Administration Wants To Scale Back Real ID Law
The Washington Post is running a story on the Obama Administration's attempt to get a scaled-back version of Bush's Real ID program passed and implemented. We've been discussing the Real ID program from its earliest days up through the states' resistance to its "unfunded mandate." "Yielding to a rebellion by states that refused to pay for it, the Obama administration is moving to scale back a federal law passed after the Sept. 11 terrorist attacks that was designed to tighten security requirements for driver's licenses... Homeland Security Secretary Janet Napolitano wants to repeal and replace the controversial, $4 billion domestic security initiative known as Real ID... The new proposal, called Pass ID, would be cheaper, less rigorous, and partly funded by federal grants, according to draft legislation that Napolitano's Senate allies plan to introduce as early as tomorrow. ...the Bush administration struggled to implement the 2005 [Real ID] law, delaying the program repeatedly as states called it an unfunded mandate and privacy advocates warned it would create a de facto national ID."
The fundamental issue to having reliable, un-forged ID cards has nothing to do with federal standards. Instead it has everything to do with the drinking age. As long as the legal drinking/smoking ages are higher than the age at which an individual can figure out who to make/get a fake ID, there will be no security provided by an ID card. This is why having a passport actually makes sense. no one goes to the bar on their passport (foreign exchange students aside.) So, a good fake DL can be obtained for $100 near almost any college campus... but a good fake Passport? I'm not sure I'd even know where to begin asking for one, since I'm not a spook. This is of course predicated on the idea that you even believe having a reliable ID card system is a 'good' thing... That is a point that basically can't be argued, either you're for or against it based on a ideological differences. But until the policy makers acknowledge the issue of technical standards being circumvented by clever 15 - 19 year olds every year as technology improves, no standard that they propose will have the effects they think they want.

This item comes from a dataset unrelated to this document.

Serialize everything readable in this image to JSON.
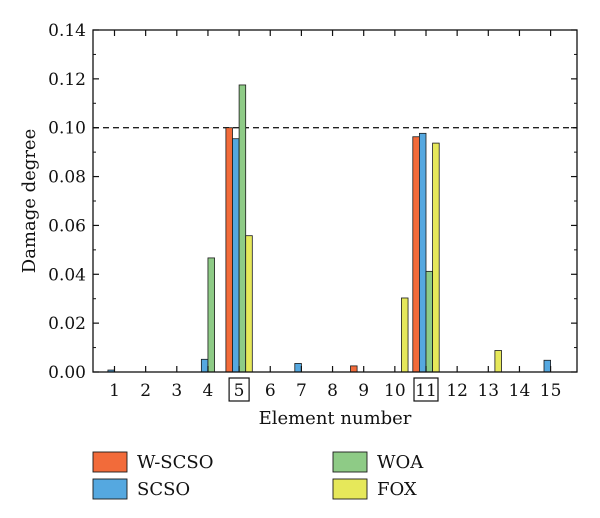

I have carried a one inch blade with me every time I've flown. It always passes without question, even though I put it in plain view in the X-ray bin. The I think the reason is it doesn't look like a knife so they miss it (human nature being what it is and they having to scan thousands of passengers a day). But then again, there was one time a screener picked it up, inspected it and put it back in the X-ray bin without a question. So maybe it's not that they just keep missing it.